Optical properties of the O3+-ion implanted and femtosecond-laser ablated ridge waveguide in the Er3+-doped germanate glass

Abstract

Er3+-doped germanate glass is a kind of polyfunctional material for optical and photonic applications. The work reports on the preparation and properties of O3+-ion implanted and femtosecond-laser ablated Er3+-doped germanate glass optical ridge waveguide. The energy is 6.0 MeV and the fluence is 5 × 1014 ions cm−2 for the O3+-ion implantation. The pulse energy and the scanning speed of the femtosecond-laser ablation are 3 μJ and 50 μm s−1, respectively.
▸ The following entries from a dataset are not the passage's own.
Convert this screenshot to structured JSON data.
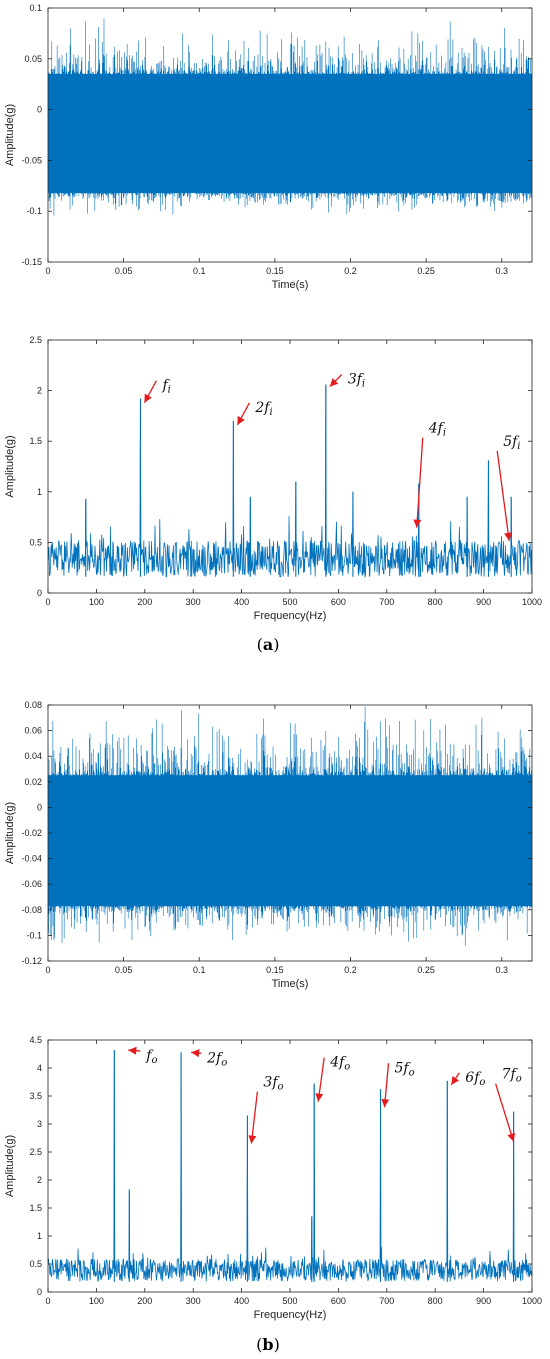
{
  "colors": {
    "signal": "#0072BD",
    "arrow": "#E41A1C",
    "axis": "#222222"
  },
  "chart_data": [
    {
      "type": "line",
      "xlabel": "Time(s)",
      "ylabel": "Amplitude(g)",
      "xlim": [
        0,
        0.32
      ],
      "ylim": [
        -0.15,
        0.1
      ],
      "xticks": [
        0,
        0.05,
        0.1,
        0.15,
        0.2,
        0.25,
        0.3
      ],
      "xtick_labels": [
        "0",
        "0.05",
        "0.1",
        "0.15",
        "0.2",
        "0.25",
        "0.3"
      ],
      "yticks": [
        -0.15,
        -0.1,
        -0.05,
        0,
        0.05,
        0.1
      ],
      "ytick_labels": [
        "-0.15",
        "-0.1",
        "-0.05",
        "0",
        "0.05",
        "0.1"
      ],
      "signal": {
        "dense_min": -0.082,
        "dense_max": 0.035,
        "min": -0.105,
        "max": 0.09,
        "points": 900
      },
      "annotations": []
    },
    {
      "type": "line",
      "xlabel": "Frequency(Hz)",
      "ylabel": "Amplitude(g)",
      "xlim": [
        0,
        1000
      ],
      "ylim": [
        0,
        2.5
      ],
      "xticks": [
        0,
        100,
        200,
        300,
        400,
        500,
        600,
        700,
        800,
        900,
        1000
      ],
      "xtick_labels": [
        "0",
        "100",
        "200",
        "300",
        "400",
        "500",
        "600",
        "700",
        "800",
        "900",
        "1000"
      ],
      "yticks": [
        0,
        0.5,
        1,
        1.5,
        2,
        2.5
      ],
      "ytick_labels": [
        "0",
        "0.5",
        "1",
        "1.5",
        "2",
        "2.5"
      ],
      "baseline": 0.4,
      "peaks": [
        {
          "x": 191,
          "y": 1.92
        },
        {
          "x": 383,
          "y": 1.7
        },
        {
          "x": 574,
          "y": 2.06
        },
        {
          "x": 766,
          "y": 1.08
        },
        {
          "x": 957,
          "y": 0.95
        },
        {
          "x": 910,
          "y": 1.31
        },
        {
          "x": 512,
          "y": 1.1
        },
        {
          "x": 78,
          "y": 0.93
        },
        {
          "x": 418,
          "y": 0.95
        },
        {
          "x": 630,
          "y": 1.0
        },
        {
          "x": 866,
          "y": 0.95
        }
      ],
      "annotations": [
        {
          "coef": "",
          "sub": "i",
          "x": 191,
          "y": 1.92
        },
        {
          "coef": "2",
          "sub": "i",
          "x": 383,
          "y": 1.7
        },
        {
          "coef": "3",
          "sub": "i",
          "x": 574,
          "y": 2.06
        },
        {
          "coef": "4",
          "sub": "i",
          "x": 766,
          "y": 1.08
        },
        {
          "coef": "5",
          "sub": "i",
          "x": 957,
          "y": 0.95
        }
      ]
    },
    {
      "type": "line",
      "xlabel": "Time(s)",
      "ylabel": "Amplitude(g)",
      "xlim": [
        0,
        0.32
      ],
      "ylim": [
        -0.12,
        0.08
      ],
      "xticks": [
        0,
        0.05,
        0.1,
        0.15,
        0.2,
        0.25,
        0.3
      ],
      "xtick_labels": [
        "0",
        "0.05",
        "0.1",
        "0.15",
        "0.2",
        "0.25",
        "0.3"
      ],
      "yticks": [
        -0.12,
        -0.1,
        -0.08,
        -0.06,
        -0.04,
        -0.02,
        0,
        0.02,
        0.04,
        0.06,
        0.08
      ],
      "ytick_labels": [
        "-0.12",
        "-0.1",
        "-0.08",
        "-0.06",
        "-0.04",
        "-0.02",
        "0",
        "0.02",
        "0.04",
        "0.06",
        "0.08"
      ],
      "signal": {
        "dense_min": -0.077,
        "dense_max": 0.025,
        "min": -0.11,
        "max": 0.08,
        "points": 900
      },
      "annotations": []
    },
    {
      "type": "line",
      "xlabel": "Frequency(Hz)",
      "ylabel": "Amplitude(g)",
      "xlim": [
        0,
        1000
      ],
      "ylim": [
        0,
        4.5
      ],
      "xticks": [
        0,
        100,
        200,
        300,
        400,
        500,
        600,
        700,
        800,
        900,
        1000
      ],
      "xtick_labels": [
        "0",
        "100",
        "200",
        "300",
        "400",
        "500",
        "600",
        "700",
        "800",
        "900",
        "1000"
      ],
      "yticks": [
        0,
        0.5,
        1,
        1.5,
        2,
        2.5,
        3,
        3.5,
        4,
        4.5
      ],
      "ytick_labels": [
        "0",
        "0.5",
        "1",
        "1.5",
        "2",
        "2.5",
        "3",
        "3.5",
        "4",
        "4.5"
      ],
      "baseline": 0.45,
      "peaks": [
        {
          "x": 137,
          "y": 4.32
        },
        {
          "x": 275,
          "y": 4.28
        },
        {
          "x": 412,
          "y": 3.15
        },
        {
          "x": 550,
          "y": 3.72
        },
        {
          "x": 687,
          "y": 3.62
        },
        {
          "x": 825,
          "y": 3.77
        },
        {
          "x": 962,
          "y": 3.22
        },
        {
          "x": 168,
          "y": 1.83
        },
        {
          "x": 545,
          "y": 1.35
        }
      ],
      "annotations": [
        {
          "coef": "",
          "sub": "o",
          "x": 137,
          "y": 4.32
        },
        {
          "coef": "2",
          "sub": "o",
          "x": 275,
          "y": 4.28
        },
        {
          "coef": "3",
          "sub": "o",
          "x": 412,
          "y": 3.15
        },
        {
          "coef": "4",
          "sub": "o",
          "x": 550,
          "y": 3.72
        },
        {
          "coef": "5",
          "sub": "o",
          "x": 687,
          "y": 3.62
        },
        {
          "coef": "6",
          "sub": "o",
          "x": 825,
          "y": 3.77
        },
        {
          "coef": "7",
          "sub": "o",
          "x": 962,
          "y": 3.22
        }
      ]
    }
  ],
  "captions": {
    "a_letter": "a",
    "b_letter": "b"
  }
}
The SRIM 2013 is used to calculate the vacancy profile induced by the implantation in the Er3+-doped germanate glass for the physical mechanisms of the waveguide formation. The optical microscopy images of the cross-section of the waveguide are captured by the Nikon microscope. The light-guiding properties of the ion-implanted and laser-ablated waveguides are studied by the end-face coupling system. The ridge waveguide has been produced by combining the FS ablation with ion implantation technologies for the first time in the Er3+-doped germanate glass. The propagation of light field indicates that it has the potential for photonics applications based on the planar and ridge Er3+-doped germanate glass waveguides.